Lalu kenapa rumah tua itu disebut sebagai Lodji Papak? Menurut Sri Isnaini, penamaan Lodji Papak berdasarkan kondisi riil yang ada di sana. Kondisi atap Lodji Papak memang berbentuk papak atau datar. “Konon katanya, bagian atas yang papak itu digunakan para orang Belanda untuk mengawasi hasil hutan,” jelasnya.

Dia mengungkapkan pada 2017, Lodji Papak sempat dibuka untuk umum untuk mengoptimalkan pendapatan Perhutani. Tapi kemudian Lodji Papak ditutup kembali untuk masyarakat umum karena memang statusnya masih digunakan sebagai rumah dinas administratur KPH Telawa.

Pemangku Kepentingan Berbenah
Pada bagian lain, Pemerintah Kecamatan Juwangi telah berkomunikasi dengan Dinas Pemuda, Olahraga, dan Pariwasata (Disporapar) Boyolali terkait pengembangan potensi wisata di wilayah setempat.

“Ada pengembangan potensi desa wisata di Juwangi dan Pilangrejo. Kalau di Juwangi ya ada mata air Jolotundo, kemudian ada juga Lodji Papak,” ungkap Camat Juwangi, Muh. Fahrudin, saat dihubungi Solopos.com, Selasa (1/3/2022).

Ia mengatakan bersama pemangku kepentingan akan selalu berbenah untuk menggali potensi wisata yang ada di Juwangi.

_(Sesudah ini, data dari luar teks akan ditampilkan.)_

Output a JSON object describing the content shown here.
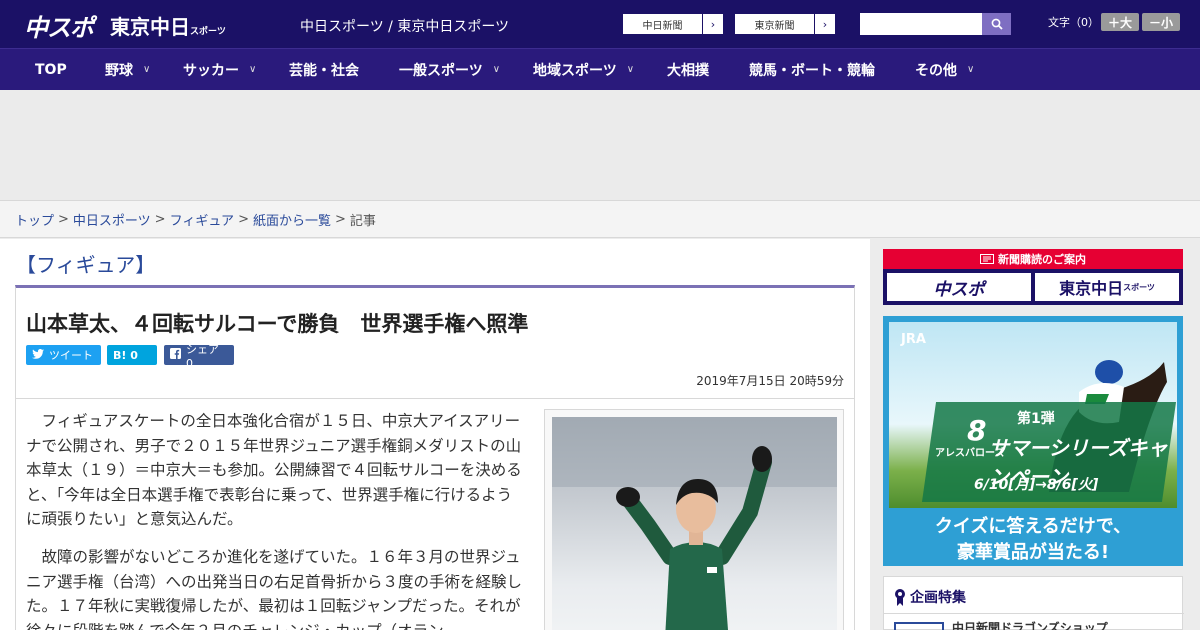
{
  "header": {
    "logo_chuspo": "中スポ",
    "logo_tokyo": "東京中日",
    "logo_tokyo_small": "スポーツ",
    "site_links": "中日スポーツ / 東京中日スポーツ",
    "ext_link_1": "中日新聞",
    "ext_link_2": "東京新聞",
    "arrow": "›",
    "search_placeholder": "",
    "textsize_label": "文字（0）",
    "textsize_plus": "＋大",
    "textsize_minus": "－小"
  },
  "nav": {
    "items": [
      {
        "label": "TOP",
        "has_menu": false
      },
      {
        "label": "野球",
        "has_menu": true
      },
      {
        "label": "サッカー",
        "has_menu": true
      },
      {
        "label": "芸能・社会",
        "has_menu": false
      },
      {
        "label": "一般スポーツ",
        "has_menu": true
      },
      {
        "label": "地域スポーツ",
        "has_menu": true
      },
      {
        "label": "大相撲",
        "has_menu": false
      },
      {
        "label": "競馬・ボート・競輪",
        "has_menu": false
      },
      {
        "label": "その他",
        "has_menu": true
      }
    ],
    "chevron": "∨"
  },
  "breadcrumb": {
    "items": [
      "トップ",
      "中日スポーツ",
      "フィギュア",
      "紙面から一覧"
    ],
    "current": "記事",
    "separator": ">"
  },
  "article": {
    "category": "【フィギュア】",
    "title": "山本草太、４回転サルコーで勝負　世界選手権へ照準",
    "share_twitter": "ツイート",
    "share_hatena": "B! 0",
    "share_facebook": "シェア 0",
    "date": "2019年7月15日 20時59分",
    "paragraphs": [
      "フィギュアスケートの全日本強化合宿が１５日、中京大アイスアリーナで公開され、男子で２０１５年世界ジュニア選手権銅メダリストの山本草太（１９）＝中京大＝も参加。公開練習で４回転サルコーを決めると、「今年は全日本選手権で表彰台に乗って、世界選手権に行けるように頑張りたい」と意気込んだ。",
      "故障の影響がないどころか進化を遂げていた。１６年３月の世界ジュニア選手権（台湾）への出発当日の右足首骨折から３度の手術を経験した。１７年秋に実戦復帰したが、最初は１回転ジャンプだった。それが徐々に段階を踏んで今年２月のチャレンジ・カップ（オラン"
    ]
  },
  "sidebar": {
    "subscribe_bar": "新聞購読のご案内",
    "subscribe_chuspo": "中スポ",
    "subscribe_tokyo": "東京中日",
    "subscribe_tokyo_small": "スポーツ",
    "jra_logo": "JRA",
    "jra_horse_number": "8",
    "jra_horse_name": "アレスバローズ",
    "jra_headline": "サマーシリーズキャンペーン",
    "jra_subline": "6/10[月]→8/6[火]",
    "jra_tag": "第1弾",
    "jra_foot1": "クイズに答えるだけで、",
    "jra_foot2": "豪華賞品が当たる!",
    "feature_title": "企画特集",
    "feature_item": "中日新聞ドラゴンズショップ"
  },
  "colors": {
    "header_bg": "#1b1166",
    "nav_bg": "#2a1a7c",
    "accent_link": "#2a4a9a",
    "twitter": "#1da1f2",
    "hatena": "#00a4de",
    "facebook": "#3b5998",
    "subscribe_red": "#e60033",
    "jra_blue": "#2e9fd4"
  }
}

“Kami harapannya bersama pemangku kepentingan akan terus berbenah untuk memperbaiki Juwangi. Misal di pariwisata, ya tetap menggali potensi. Oh, untuk investasi oh Juwangi lho, mari silakan [investor] menanamkan modal di sini, akan kami tunjukkan daerah yang cocok [untuk] investasi,” tambah dia.